Due to open in 2014, the National Blues Museum is set to become a must-visit destination for both St. Louis residents and out-of-town visitors. Located on the recently revitalized Washington Avenue downtown, the museum will present the history of blues, which it praises as the "foundation of all modern American music."
But the National Blues Museum organizers aren't content to wait until next year, they're already busy conducting business. The museum is presenting a series of events that are being hosted by their future neighbors, the beautifully renovated Central Library downtown.
Tonight the library presents guest speaker Dr. Lauren Onkey, the Vice President of Education and Public Programs at the Rock and Roll Hall of Fame and Museum in Cleveland. She's in town to speak on Bruce Springsteen and his connection with soul music.
Springsteen has long been known as one of the greatest stadium stars in the world, with stamina only rivaled by Prince and massive charisma in comparison to our own Chuck Berry. In fact, Springsteen is a prominent Berry fan, performing Berry's songs throughout his entire career. (Including as lately as just last month.) It is this kind of appreciation and allegiance that Dr. Onkey will explore during her presentation.

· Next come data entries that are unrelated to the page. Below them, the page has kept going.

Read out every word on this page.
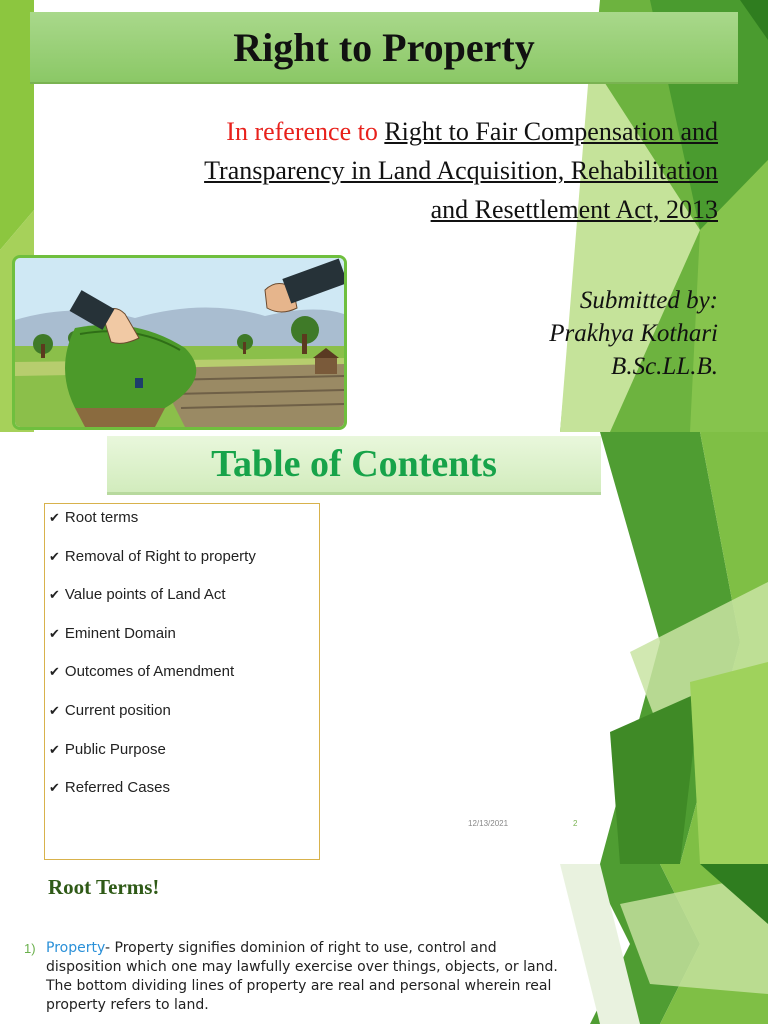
Right to Property
In reference to Right to Fair Compensation and
Transparency in Land Acquisition, Rehabilitation
and Resettlement Act, 2013
Submitted by:
Prakhya Kothari
B.Sc.LL.B.
Table of Contents
✔ Root terms
✔ Removal of Right to property
✔ Value points of Land Act
✔ Eminent Domain
✔ Outcomes of Amendment
✔ Current position
✔ Public Purpose
✔ Referred Cases
12/13/2021	2
Root Terms!
1) Property- Property signifies dominion of right to use, control and disposition which one may lawfully exercise over things, objects, or land. The bottom dividing lines of property are real and personal wherein real property refers to land.
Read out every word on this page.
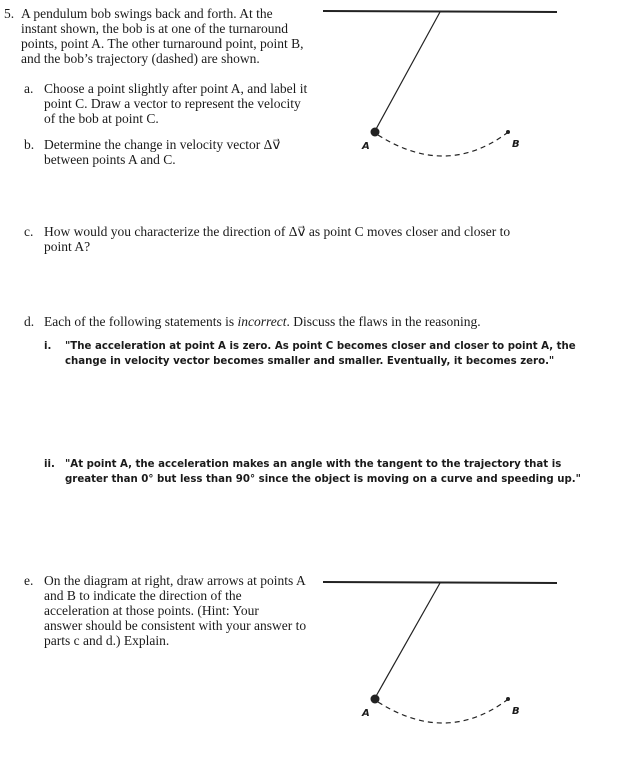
5. A pendulum bob swings back and forth. At the
instant shown, the bob is at one of the turnaround
points, point A. The other turnaround point, point B,
and the bob’s trajectory (dashed) are shown.
a. Choose a point slightly after point A, and label it
point C. Draw a vector to represent the velocity
of the bob at point C.
b. Determine the change in velocity vector Δv⃗
between points A and C.
c. How would you characterize the direction of Δv⃗ as point C moves closer and closer to
point A?
d. Each of the following statements is incorrect. Discuss the flaws in the reasoning.
i. "The acceleration at point A is zero. As point C becomes closer and closer to point A, the
change in velocity vector becomes smaller and smaller. Eventually, it becomes zero."
ii. "At point A, the acceleration makes an angle with the tangent to the trajectory that is
greater than 0° but less than 90° since the object is moving on a curve and speeding up."
e. On the diagram at right, draw arrows at points A
and B to indicate the direction of the
acceleration at those points. (Hint: Your
answer should be consistent with your answer to
parts c and d.) Explain.
A	B
A	B
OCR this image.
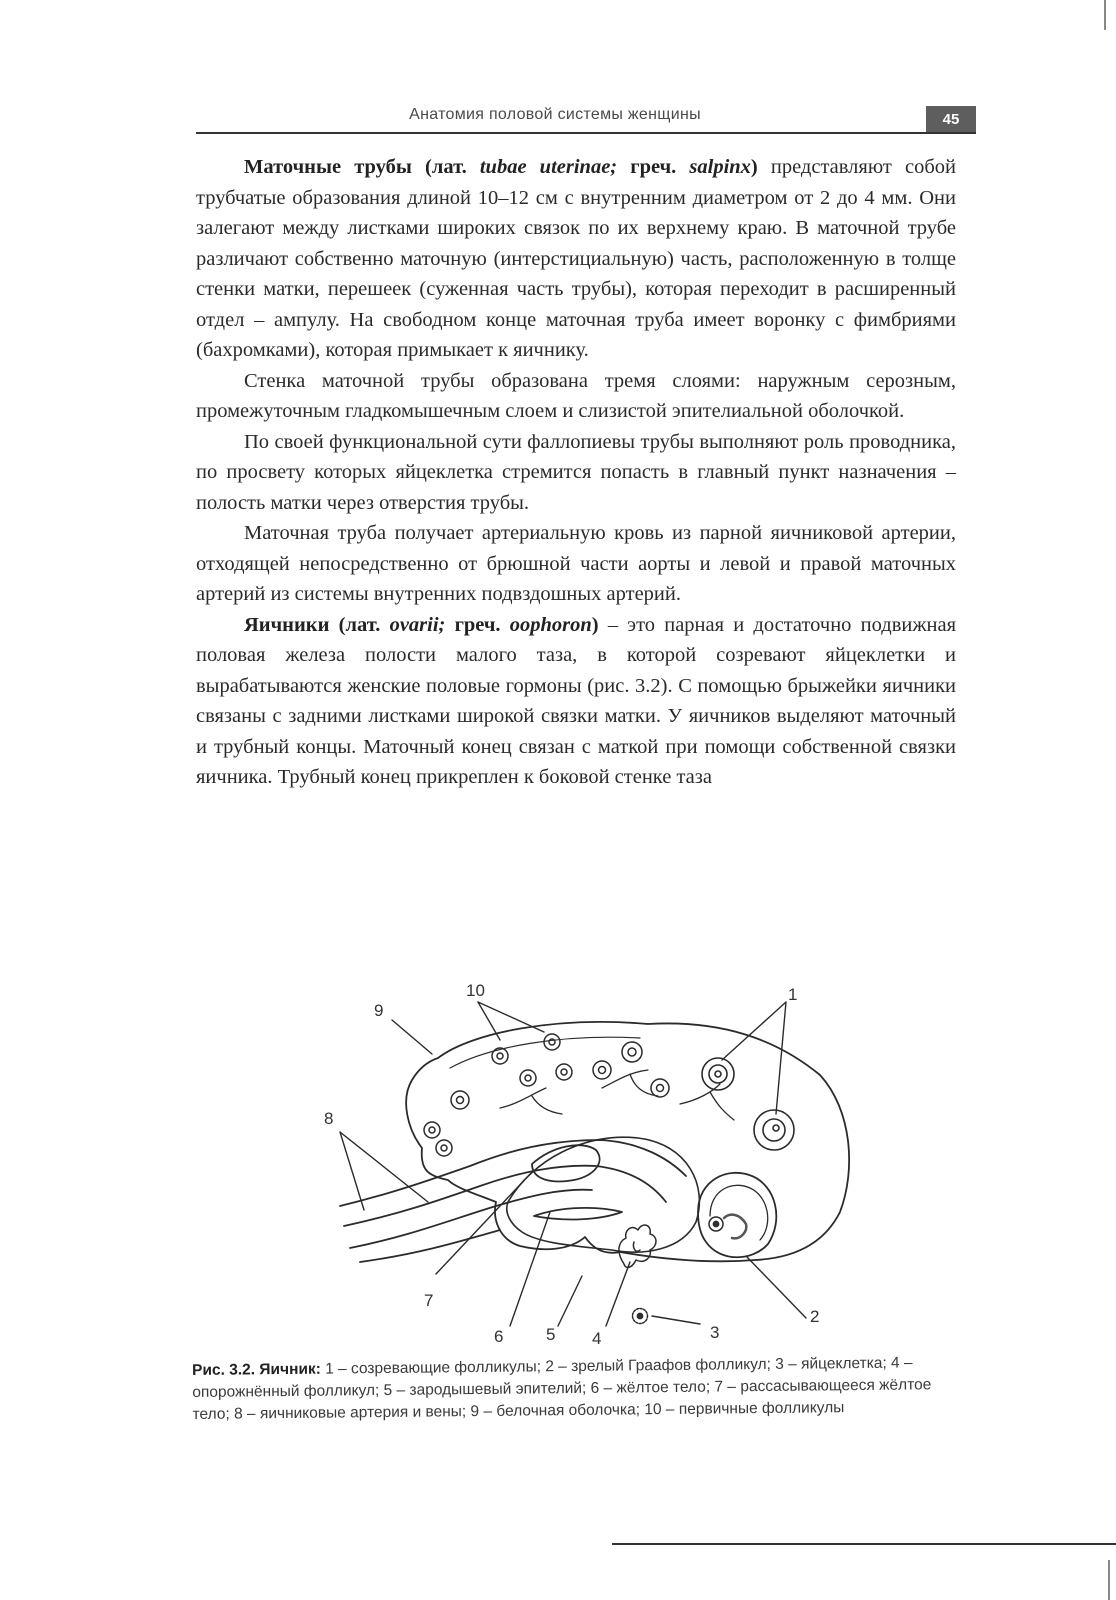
Анатомия половой системы женщины	45

Маточные трубы (лат. tubae uterinae; греч. salpinx) представляют собой трубчатые образования длиной 10–12 см с внутренним диаметром от 2 до 4 мм. Они залегают между листками широких связок по их верхнему краю. В маточной трубе различают собственно маточную (интерстициальную) часть, расположенную в толще стенки матки, перешеек (суженная часть трубы), которая переходит в расширенный отдел – ампулу. На свободном конце маточная труба имеет воронку с фимбриями (бахромками), которая примыкает к яичнику.

Стенка маточной трубы образована тремя слоями: наружным серозным, промежуточным гладкомышечным слоем и слизистой эпителиальной оболочкой.

По своей функциональной сути фаллопиевы трубы выполняют роль проводника, по просвету которых яйцеклетка стремится попасть в главный пункт назначения – полость матки через отверстия трубы.

Маточная труба получает артериальную кровь из парной яичниковой артерии, отходящей непосредственно от брюшной части аорты и левой и правой маточных артерий из системы внутренних подвздошных артерий.

Яичники (лат. ovarii; греч. oophoron) – это парная и достаточно подвижная половая железа полости малого таза, в которой созревают яйцеклетки и вырабатываются женские половые гормоны (рис. 3.2). С помощью брыжейки яичники связаны с задними листками широкой связки матки. У яичников выделяют маточный и трубный концы. Маточный конец связан с маткой при помощи собственной связки яичника. Трубный конец прикреплен к боковой стенке таза

10	1
9
8
7
6	5 4	3
2
Рис. 3.2. Яичник: 1 – созревающие фолликулы; 2 – зрелый Граафов фолликул; 3 – яйцеклетка; 4 – опорожнённый фолликул; 5 – зародышевый эпителий; 6 – жёлтое тело; 7 – рассасывающееся жёлтое тело; 8 – яичниковые артерия и вены; 9 – белочная оболочка; 10 – первичные фолликулы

Every audience member who has experienced (or just endured) one of Springsteen's legendarily long concerts knows that the Boss takes time during every 4-hour-long show to delve into a wide-ranging stable of covers. If you're at a Bruce show, like it or not, you're going to get an education in older music.

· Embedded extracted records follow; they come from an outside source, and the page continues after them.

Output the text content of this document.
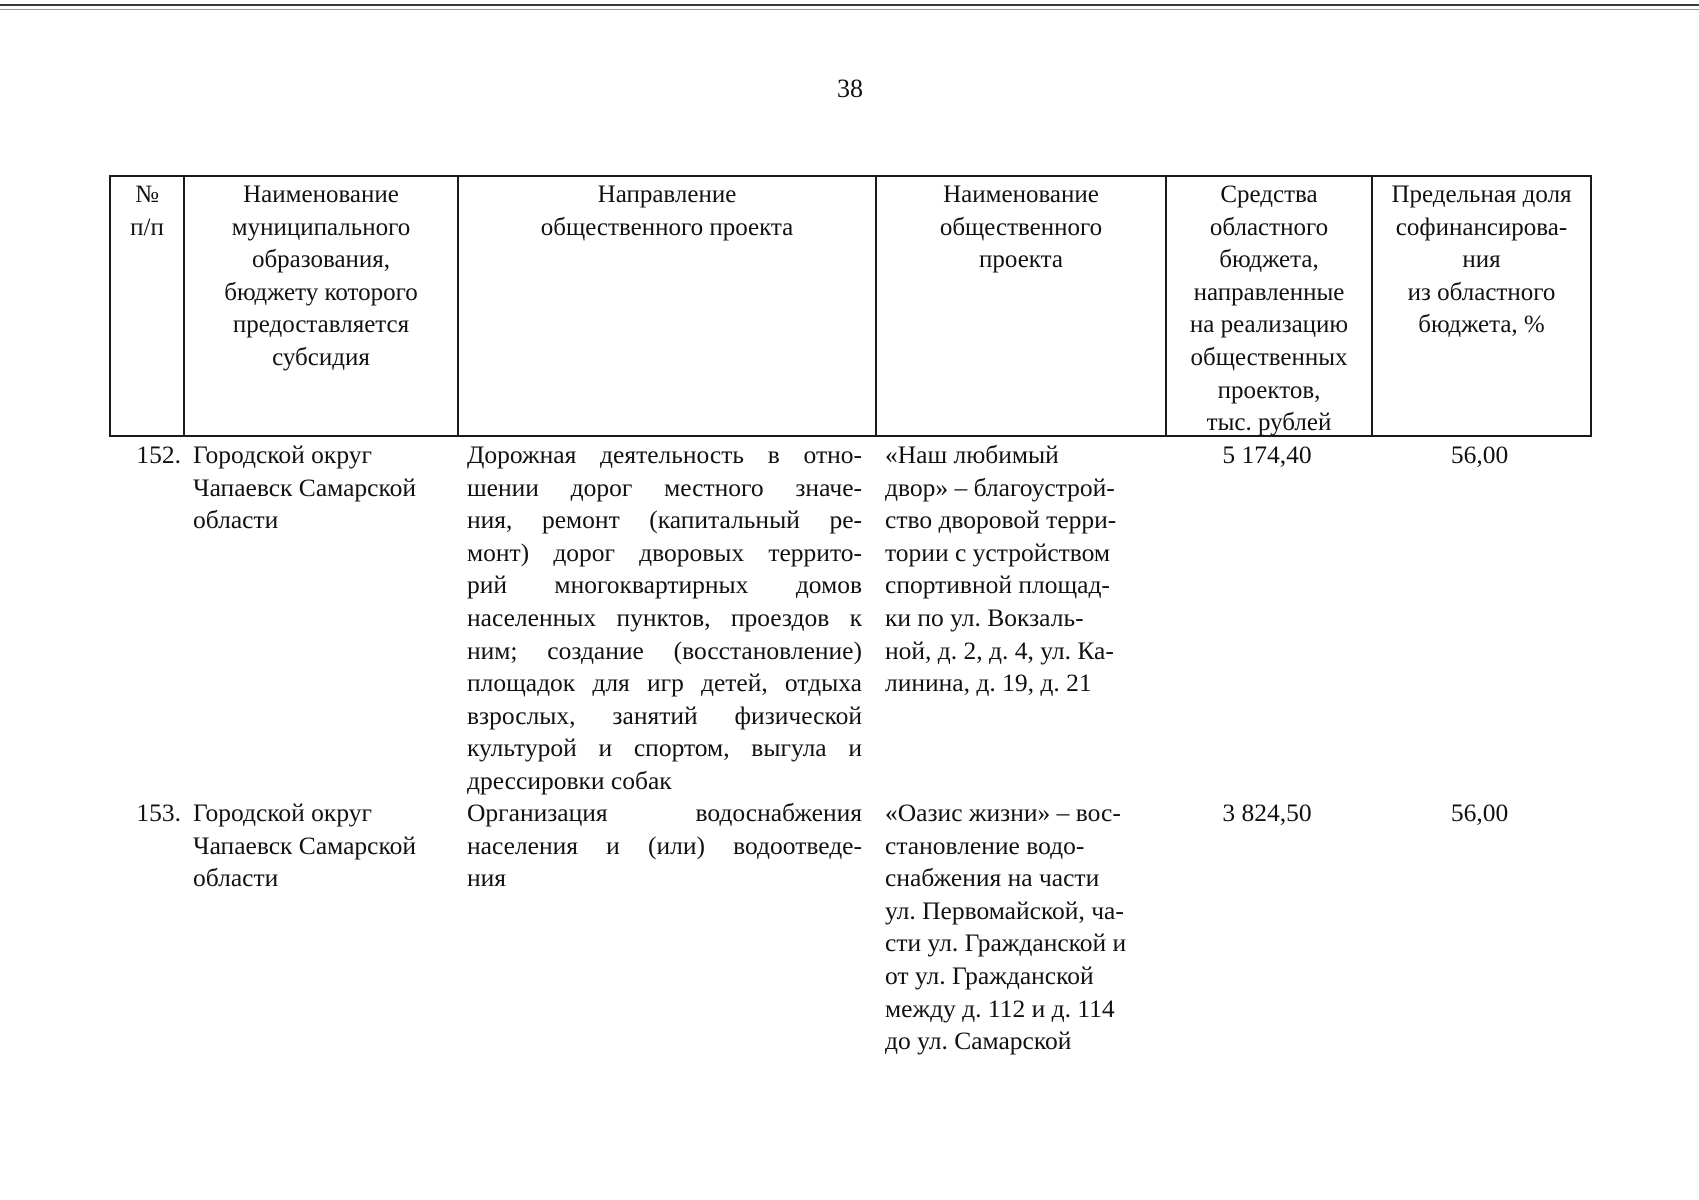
38
№
п/п
Наименование
муниципального
образования,
бюджету которого
предоставляется
субсидия
Направление
общественного проекта
Наименование
общественного
проекта
Средства
областного
бюджета,
направленные
на реализацию
общественных
проектов,
тыс. рублей
Предельная доля
софинансирова-
ния
из областного
бюджета, %
152. Городской округ
Чапаевск Самарской
области
Дорожная деятельность в отно-
шении дорог местного значе-
ния, ремонт (капитальный ре-
монт) дорог дворовых террито-
рий многоквартирных домов
населенных пунктов, проездов к
ним; создание (восстановление)
площадок для игр детей, отдыха
взрослых, занятий физической
культурой и спортом, выгула и
дрессировки собак
«Наш любимый
двор» – благоустрой-
ство дворовой терри-
тории с устройством
спортивной площад-
ки по ул. Вокзаль-
ной, д. 2, д. 4, ул. Ка-
линина, д. 19, д. 21
5 174,40	56,00
153. Городской округ
Чапаевск Самарской
области
Организация водоснабжения
населения и (или) водоотведе-
ния
«Оазис жизни» – вос-
становление водо-
снабжения на части
ул. Первомайской, ча-
сти ул. Гражданской и
от ул. Гражданской
между д. 112 и д. 114
до ул. Самарской
3 824,50	56,00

At Springsteen's 2008 St. Louis concert, he kicked off the night with a cover of the Crystals' "Then He Kissed Me." (Featuring a saxophone solo from The Big Man, himself, Clarence Clemons.) He also played "Twist and Shout," a Johnny Rivers cover ("Mountain of Love") and Berry's "Little Queenie." But he'll sneak in an influence whenever he can, and he also played a bit of Buddy Holly during the segue between "Because the Night" and "She's the One."